For now, however, as I approach the end of this section, I would like to summarize briefly. First of all, I promised to return to the charts showing the number of patents filed in US Patent Office and brand value for Samsung and Hyundai respectively. As you can easily guess, this point in time when both companies began to accelerate rapidly is the moment of implementing the TRIZ methodology within their structures. Both companies, independently of each other, noticed the potential hidden in these tools and decided to completely change the internal paradigm of thinking about the research and development process. In both cases, the key person in the process of teaching and implementing TRIZ was the already mentioned Sergei Ikovenko, who conducted trainings in both companies. As can be seen in the charts, the decision to implement a more algorithmic approach to development activities has paid off for both companies.

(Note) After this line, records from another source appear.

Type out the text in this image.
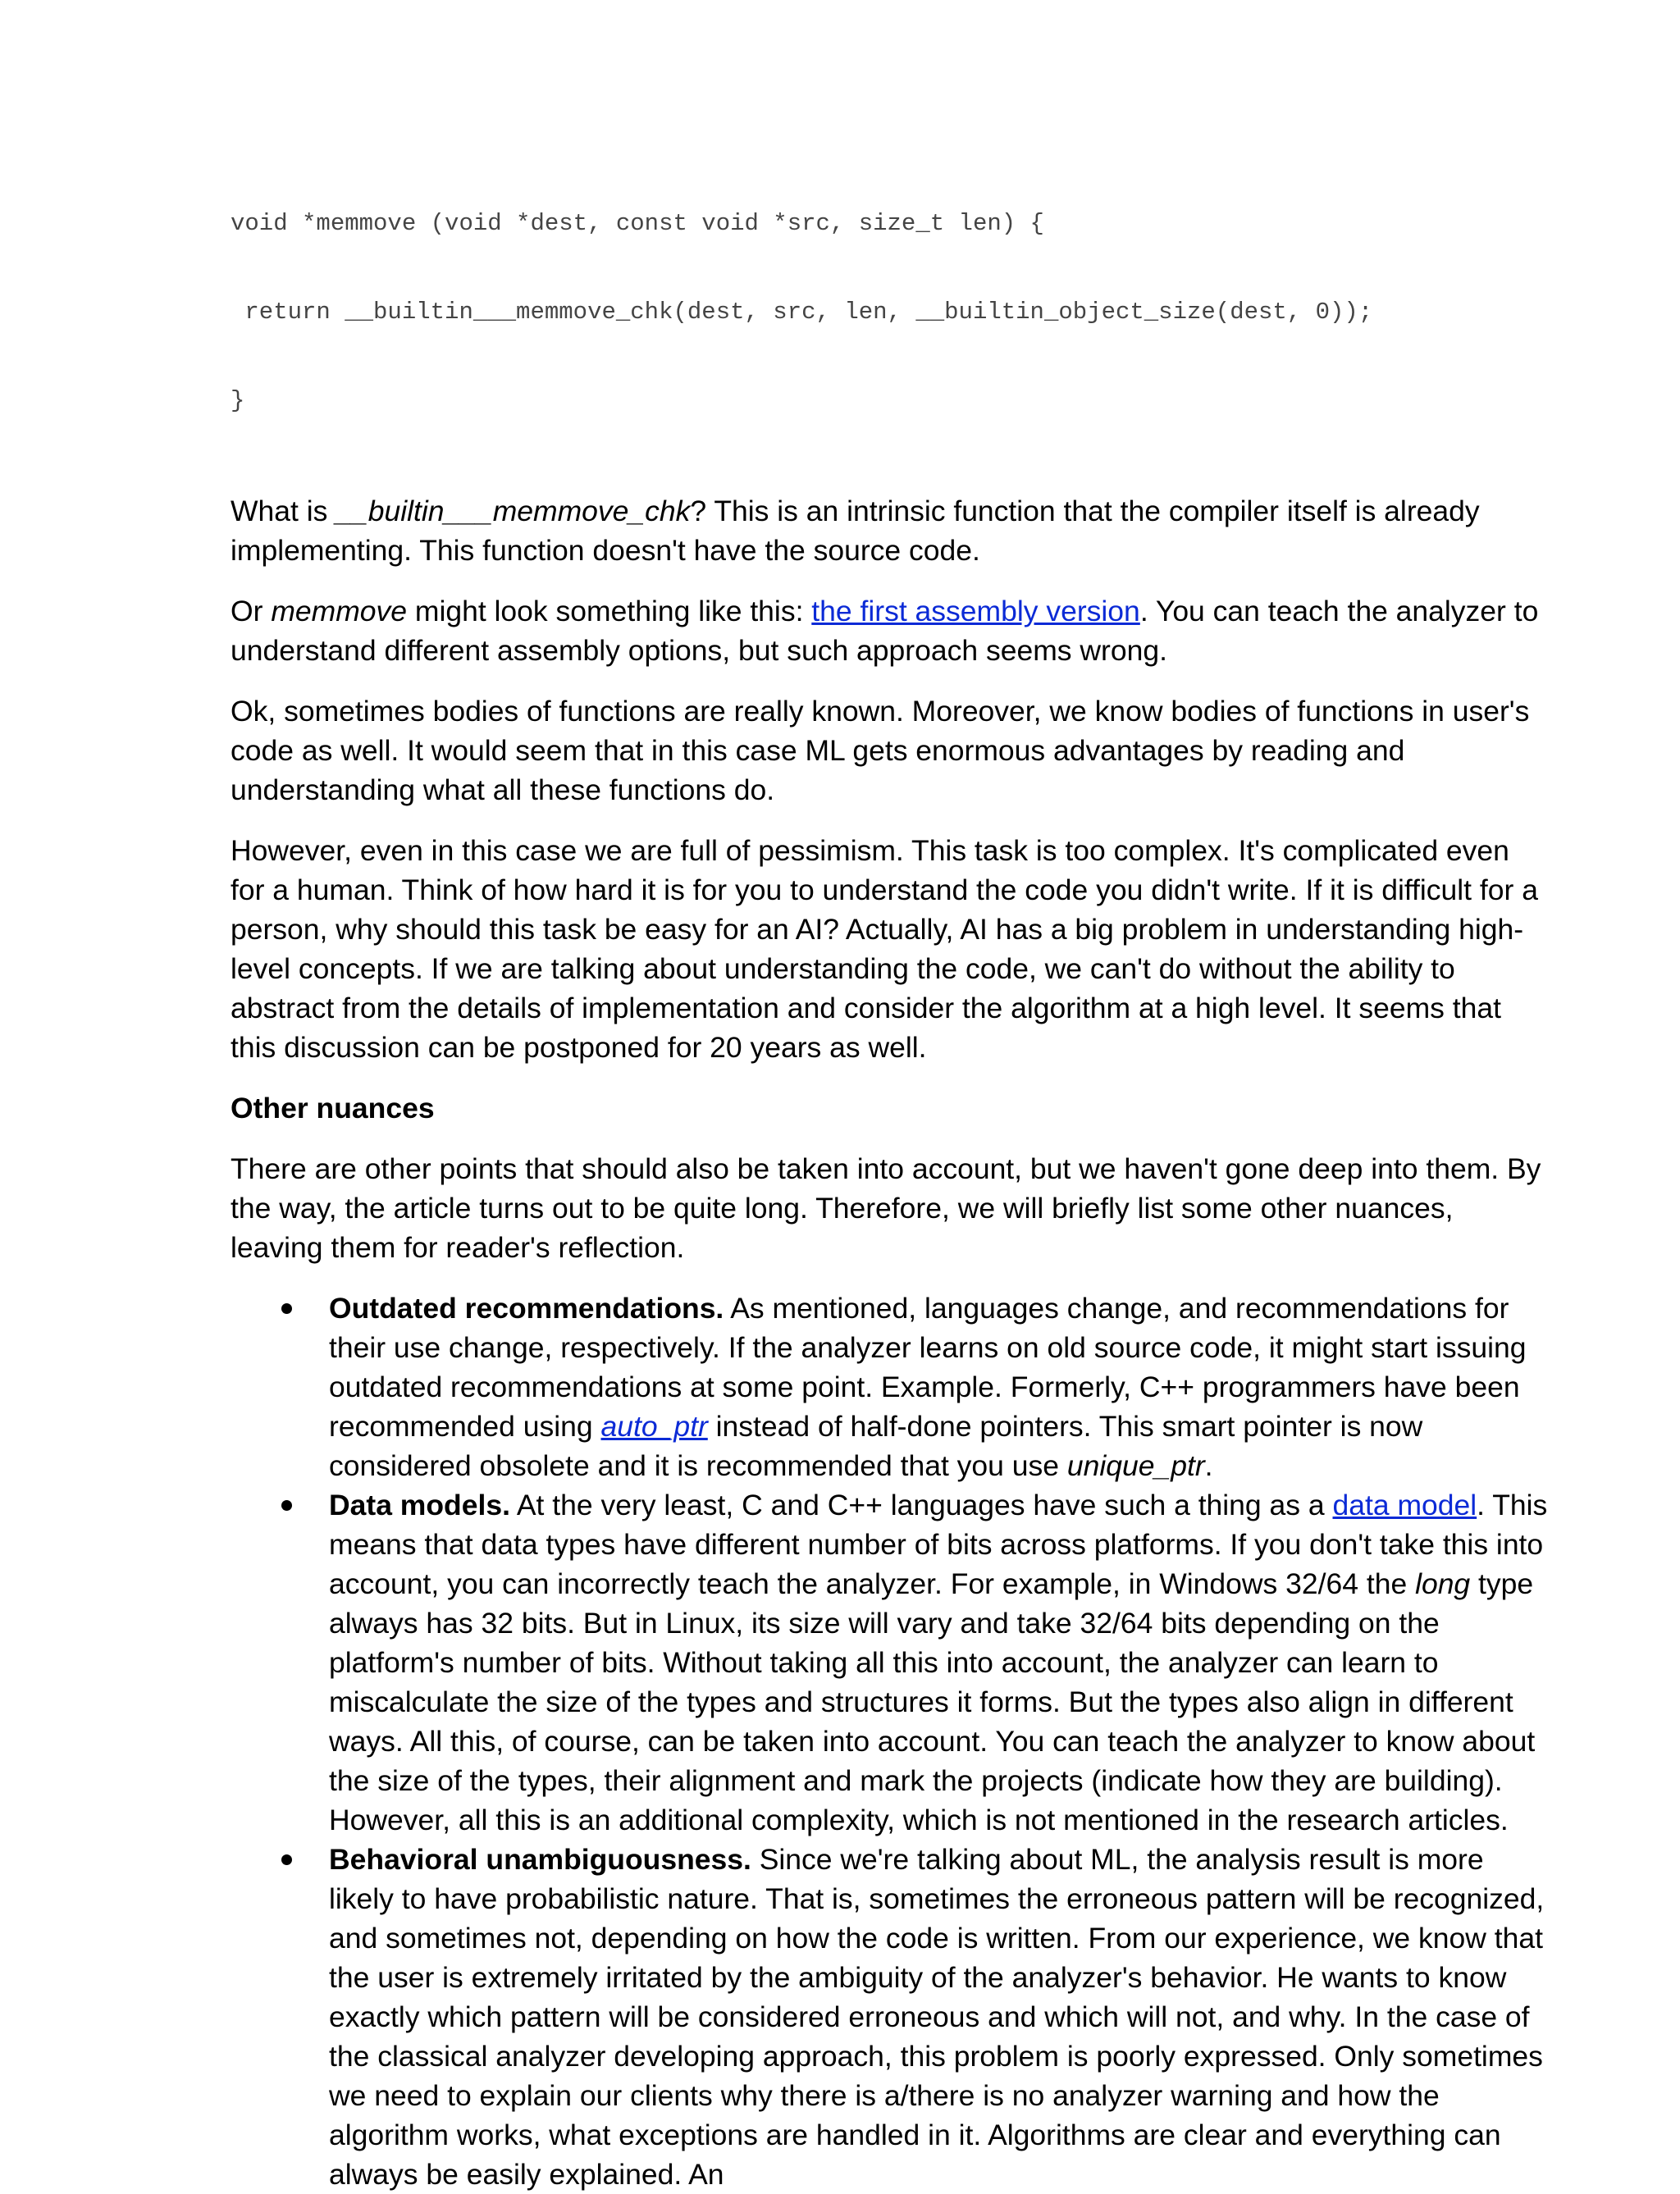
void *memmove (void *dest, const void *src, size_t len) {

return __builtin___memmove_chk(dest, src, len, __builtin_object_size(dest, 0));

}

What is __builtin___memmove_chk? This is an intrinsic function that the compiler itself is already implementing. This function doesn't have the source code.

Or memmove might look something like this: the first assembly version. You can teach the analyzer to understand different assembly options, but such approach seems wrong.

Ok, sometimes bodies of functions are really known. Moreover, we know bodies of functions in user's code as well. It would seem that in this case ML gets enormous advantages by reading and understanding what all these functions do.

However, even in this case we are full of pessimism. This task is too complex. It's complicated even for a human. Think of how hard it is for you to understand the code you didn't write. If it is difficult for a person, why should this task be easy for an AI? Actually, AI has a big problem in understanding high-level concepts. If we are talking about understanding the code, we can't do without the ability to abstract from the details of implementation and consider the algorithm at a high level. It seems that this discussion can be postponed for 20 years as well.

Other nuances

There are other points that should also be taken into account, but we haven't gone deep into them. By the way, the article turns out to be quite long. Therefore, we will briefly list some other nuances, leaving them for reader's reflection.

Outdated recommendations. As mentioned, languages change, and recommendations for their use change, respectively. If the analyzer learns on old source code, it might start issuing outdated recommendations at some point. Example. Formerly, C++ programmers have been recommended using auto_ptr instead of half-done pointers. This smart pointer is now considered obsolete and it is recommended that you use unique_ptr.
Data models. At the very least, C and C++ languages have such a thing as a data model. This means that data types have different number of bits across platforms. If you don't take this into account, you can incorrectly teach the analyzer. For example, in Windows 32/64 the long type always has 32 bits. But in Linux, its size will vary and take 32/64 bits depending on the platform's number of bits. Without taking all this into account, the analyzer can learn to miscalculate the size of the types and structures it forms. But the types also align in different ways. All this, of course, can be taken into account. You can teach the analyzer to know about the size of the types, their alignment and mark the projects (indicate how they are building). However, all this is an additional complexity, which is not mentioned in the research articles.
Behavioral unambiguousness. Since we're talking about ML, the analysis result is more likely to have probabilistic nature. That is, sometimes the erroneous pattern will be recognized, and sometimes not, depending on how the code is written. From our experience, we know that the user is extremely irritated by the ambiguity of the analyzer's behavior. He wants to know exactly which pattern will be considered erroneous and which will not, and why. In the case of the classical analyzer developing approach, this problem is poorly expressed. Only sometimes we need to explain our clients why there is a/there is no analyzer warning and how the algorithm works, what exceptions are handled in it. Algorithms are clear and everything can always be easily explained. An
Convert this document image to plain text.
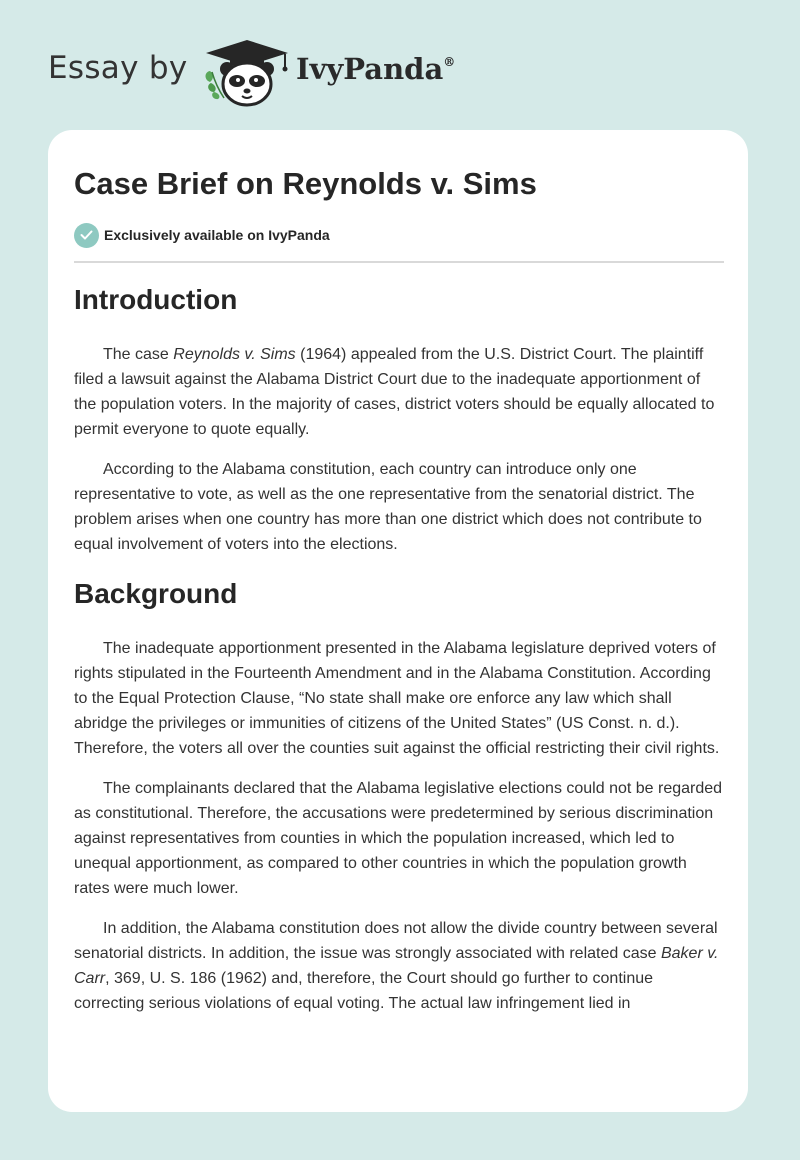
Essay by	IvyPanda®
Case Brief on Reynolds v. Sims
Exclusively available on IvyPanda
Introduction

The case Reynolds v. Sims (1964) appealed from the U.S. District Court. The plaintiff filed a lawsuit against the Alabama District Court due to the inadequate apportionment of the population voters. In the majority of cases, district voters should be equally allocated to permit everyone to quote equally.

According to the Alabama constitution, each country can introduce only one representative to vote, as well as the one representative from the senatorial district. The problem arises when one country has more than one district which does not contribute to equal involvement of voters into the elections.

Background

The inadequate apportionment presented in the Alabama legislature deprived voters of rights stipulated in the Fourteenth Amendment and in the Alabama Constitution. According to the Equal Protection Clause, “No state shall make ore enforce any law which shall abridge the privileges or immunities of citizens of the United States” (US Const. n. d.). Therefore, the voters all over the counties suit against the official restricting their civil rights.

The complainants declared that the Alabama legislative elections could not be regarded as constitutional. Therefore, the accusations were predetermined by serious discrimination against representatives from counties in which the population increased, which led to unequal apportionment, as compared to other countries in which the population growth rates were much lower.

In addition, the Alabama constitution does not allow the divide country between several senatorial districts. In addition, the issue was strongly associated with related case Baker v. Carr, 369, U. S. 186 (1962) and, therefore, the Court should go further to continue correcting serious violations of equal voting. The actual law infringement lied in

Concluding this part, I would like to emphasize that TRIZ, as a methodology of operation is also a bit like an innovative technical system. As with many other brilliant discoveries, in order for them to materialize, it was enough to perceive quite obvious regularities. Nevertheless, it did require a certain genius from Genrikh Altshuler to actually do that. The first tools very quickly evolved into a complete theory and grew with a number of additional and complementary tools. Of course, one could probably argue about the value of the classic TRIZ (especially in the context of the place and time of its creation), if not for the fact that very quickly both people and the methodology itself emigrated to the USA and only there the real boom of TRIZ took place, clearly showing that it is an approach that defends itself perfectly.